Abschlussprüfer genießen ein einzigartiges Haftungsprivileg. Sie haften gegenüber ihren Auftraggebern bei fahrlässigen Pflichtverletzungen maximal bis zu vier Mio. Euro. Dritte, z. B. Aktionäre oder Kreditgeber, haben bei Fahrlässigkeit nur in Sonderfällen die Möglichkeit, einen Abschlussprüfer erfolgreich auf Schadenersatz zu verklagen. Auch dann greift vermutlich die angesprochene Haftungsgrenze. Insofern überrascht es nicht, dass eine Überprüfung der zivilrechtlichen Haftung der Abschlussprüfer angedacht wird. Zwar haftet der Abschlussprüfer bereits mit seiner Reputation, dennoch ist davon auszugehen, dass ein höheres Haftungsrisiko sein Verhalten steuern und damit zu einer höheren Prüfungsqualität beitragen kann. Dabei muss jedoch berücksichtigt werden, dass eine weitergehende Haftung des Abschlussprüfers zu höheren Versicherungsprämien führen muss, was wiederum die Prüfungshonorare in die Höhe treibt. Des Weiteren besteht die Gefahr, dass Prüfungspraxen keine gesetzlichen Abschlussprüfungen mehr anbieten, weil das Haftungsrisiko zu hoch bzw. die Versicherung zu teuer ist. Damit würde aber eine andere Zielsetzung der Normengeber, die Reduktion der Konzentration auf Prüfungsmärkten, konterkariert.

Nicht alle vorgeschlagenen Maßnahmen sind zielführend. Zu empfehlen sind hingegen eine stärkere Ausrichtung der Abschlussprüfung auf Bilanzbetrug und der Einsatz forensischer Prüfungshandlungen beim Vorliegen entsprechender Verdachtsmomente sowie eine explizite Aussage des Abschlussprüfers zur Unternehmensfortführung.

Prof.

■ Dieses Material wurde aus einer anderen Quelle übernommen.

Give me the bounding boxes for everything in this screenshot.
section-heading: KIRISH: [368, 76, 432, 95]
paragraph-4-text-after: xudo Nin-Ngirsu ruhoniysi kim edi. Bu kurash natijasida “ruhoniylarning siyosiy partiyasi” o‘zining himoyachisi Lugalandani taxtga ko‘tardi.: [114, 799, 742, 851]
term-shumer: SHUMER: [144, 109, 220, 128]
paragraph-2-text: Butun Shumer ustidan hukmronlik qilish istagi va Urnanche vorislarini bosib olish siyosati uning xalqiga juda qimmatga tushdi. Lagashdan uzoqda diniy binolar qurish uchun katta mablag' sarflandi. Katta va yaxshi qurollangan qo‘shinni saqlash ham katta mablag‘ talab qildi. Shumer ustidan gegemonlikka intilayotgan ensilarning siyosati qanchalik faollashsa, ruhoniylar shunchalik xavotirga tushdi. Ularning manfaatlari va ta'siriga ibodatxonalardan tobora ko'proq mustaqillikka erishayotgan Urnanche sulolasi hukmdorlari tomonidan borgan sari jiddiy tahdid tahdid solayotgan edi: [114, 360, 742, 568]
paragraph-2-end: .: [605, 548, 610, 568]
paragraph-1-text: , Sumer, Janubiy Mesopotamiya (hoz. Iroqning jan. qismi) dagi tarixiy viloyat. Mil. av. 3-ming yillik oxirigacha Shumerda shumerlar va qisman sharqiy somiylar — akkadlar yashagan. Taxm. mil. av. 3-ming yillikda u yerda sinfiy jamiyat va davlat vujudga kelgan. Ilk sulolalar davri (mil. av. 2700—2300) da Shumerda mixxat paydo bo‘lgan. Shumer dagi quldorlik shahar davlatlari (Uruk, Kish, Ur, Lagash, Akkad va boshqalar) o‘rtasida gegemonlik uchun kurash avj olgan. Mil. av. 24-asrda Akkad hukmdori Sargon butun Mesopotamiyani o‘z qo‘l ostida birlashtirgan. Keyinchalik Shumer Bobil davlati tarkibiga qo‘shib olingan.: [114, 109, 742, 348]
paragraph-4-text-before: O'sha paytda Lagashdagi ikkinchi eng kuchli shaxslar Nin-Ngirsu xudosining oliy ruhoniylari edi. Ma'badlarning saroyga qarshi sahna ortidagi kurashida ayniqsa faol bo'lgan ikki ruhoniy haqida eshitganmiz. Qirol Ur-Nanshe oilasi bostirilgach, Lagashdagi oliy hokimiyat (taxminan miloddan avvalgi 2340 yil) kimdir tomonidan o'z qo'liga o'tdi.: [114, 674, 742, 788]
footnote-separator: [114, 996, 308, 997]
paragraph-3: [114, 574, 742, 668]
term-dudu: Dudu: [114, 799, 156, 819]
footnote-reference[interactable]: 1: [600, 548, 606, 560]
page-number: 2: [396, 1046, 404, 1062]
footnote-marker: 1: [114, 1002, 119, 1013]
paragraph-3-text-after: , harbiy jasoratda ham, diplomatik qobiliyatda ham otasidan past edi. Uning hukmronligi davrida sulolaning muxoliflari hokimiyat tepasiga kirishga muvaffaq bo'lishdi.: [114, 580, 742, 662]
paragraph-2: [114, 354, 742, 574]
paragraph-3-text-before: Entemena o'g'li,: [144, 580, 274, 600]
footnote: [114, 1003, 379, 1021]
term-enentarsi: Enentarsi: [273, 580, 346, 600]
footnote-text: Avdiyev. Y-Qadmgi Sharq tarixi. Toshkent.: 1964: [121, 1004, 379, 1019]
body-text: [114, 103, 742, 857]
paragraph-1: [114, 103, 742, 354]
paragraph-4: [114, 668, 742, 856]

Dr. Reiner Quick leitet das Fachgebiet für Rechnungswesen, Controlling und Wirtschaftsprüfung an der Technischen Universität Darmstadt. Er ist ein Leiter des Arbeitskreises Digital Finance der Schmalenbach-Gesellschaft, Mitglied der Prüfungskommission für das Wirtschaftsprüfungsexamen und in den Editorial Boards von “International Journal of Auditing”, “Accounting in Europe” und “Journal of International Accounting, Auditing and Taxation” tätig.